Jamyangiin Mönkhbat (Жамъяангийн Мөнхбат; born 12 February 1979) is a Mongolian politician who served as a member of the State Great Khural from 2016 until his resignation in 2023.

== Career ==
He graduated from the National University of Mongolia in 2001. His career began as an Organizer at the office of the Speaker of the Parliament. Later, he worked as an assistant to the Speaker of the Parliament.

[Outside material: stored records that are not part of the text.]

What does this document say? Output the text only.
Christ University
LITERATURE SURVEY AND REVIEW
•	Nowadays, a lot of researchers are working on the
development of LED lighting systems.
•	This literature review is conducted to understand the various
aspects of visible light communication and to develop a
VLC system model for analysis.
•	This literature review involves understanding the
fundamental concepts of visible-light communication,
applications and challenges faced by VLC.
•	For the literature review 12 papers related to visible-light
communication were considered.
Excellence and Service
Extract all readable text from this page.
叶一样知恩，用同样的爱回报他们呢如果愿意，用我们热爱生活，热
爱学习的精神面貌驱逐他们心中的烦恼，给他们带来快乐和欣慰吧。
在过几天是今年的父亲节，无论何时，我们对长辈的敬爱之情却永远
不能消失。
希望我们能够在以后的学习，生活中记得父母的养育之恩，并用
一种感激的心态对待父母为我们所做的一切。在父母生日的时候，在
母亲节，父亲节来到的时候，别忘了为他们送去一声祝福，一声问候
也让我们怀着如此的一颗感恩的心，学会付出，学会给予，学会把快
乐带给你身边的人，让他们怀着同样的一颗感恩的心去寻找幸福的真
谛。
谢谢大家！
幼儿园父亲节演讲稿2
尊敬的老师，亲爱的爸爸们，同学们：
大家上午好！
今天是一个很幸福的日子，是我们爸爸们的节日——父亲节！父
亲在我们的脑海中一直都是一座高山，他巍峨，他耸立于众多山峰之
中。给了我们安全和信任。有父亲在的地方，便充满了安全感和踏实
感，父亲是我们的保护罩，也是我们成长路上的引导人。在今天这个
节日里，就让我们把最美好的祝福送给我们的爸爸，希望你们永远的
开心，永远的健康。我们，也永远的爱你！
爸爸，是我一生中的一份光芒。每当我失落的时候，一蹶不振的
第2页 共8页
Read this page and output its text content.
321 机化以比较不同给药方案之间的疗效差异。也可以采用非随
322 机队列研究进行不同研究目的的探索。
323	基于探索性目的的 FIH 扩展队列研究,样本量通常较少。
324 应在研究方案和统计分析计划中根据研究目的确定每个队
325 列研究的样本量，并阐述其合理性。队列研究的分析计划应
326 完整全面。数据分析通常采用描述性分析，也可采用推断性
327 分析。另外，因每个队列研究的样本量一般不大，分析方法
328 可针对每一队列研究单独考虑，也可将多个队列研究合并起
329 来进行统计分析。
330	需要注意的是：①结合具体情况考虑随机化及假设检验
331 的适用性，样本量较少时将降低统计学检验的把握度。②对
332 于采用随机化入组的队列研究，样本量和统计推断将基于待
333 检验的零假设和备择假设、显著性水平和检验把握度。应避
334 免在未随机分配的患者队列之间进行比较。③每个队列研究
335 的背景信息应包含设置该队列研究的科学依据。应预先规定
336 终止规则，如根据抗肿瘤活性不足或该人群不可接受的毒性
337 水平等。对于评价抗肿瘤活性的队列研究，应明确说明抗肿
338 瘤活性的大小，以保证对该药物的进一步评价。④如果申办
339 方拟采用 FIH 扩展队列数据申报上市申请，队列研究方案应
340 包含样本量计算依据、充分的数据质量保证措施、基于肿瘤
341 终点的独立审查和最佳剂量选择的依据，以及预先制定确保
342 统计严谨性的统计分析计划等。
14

In 2005, he became an assistant to the Office of the President. Then, he was appointed as the Secretary General of the Social Democracy Mongolian Youth Union (2005–2007), President of Mongolian Youth Development Association (2008–2010), Deputy Head of standing committee on political policy, Board of Mongolian People’s Party (2010–2011), Chief Editor of Mongolyn Ünen daily newspaper (2011–2012) and Secretary of Mongolian People’s Party and Vice President of Social Democracy Mongolian Youth Union (2012 to 2013). He was elected as Secretary General of the Mongolian People’s Party in 2013.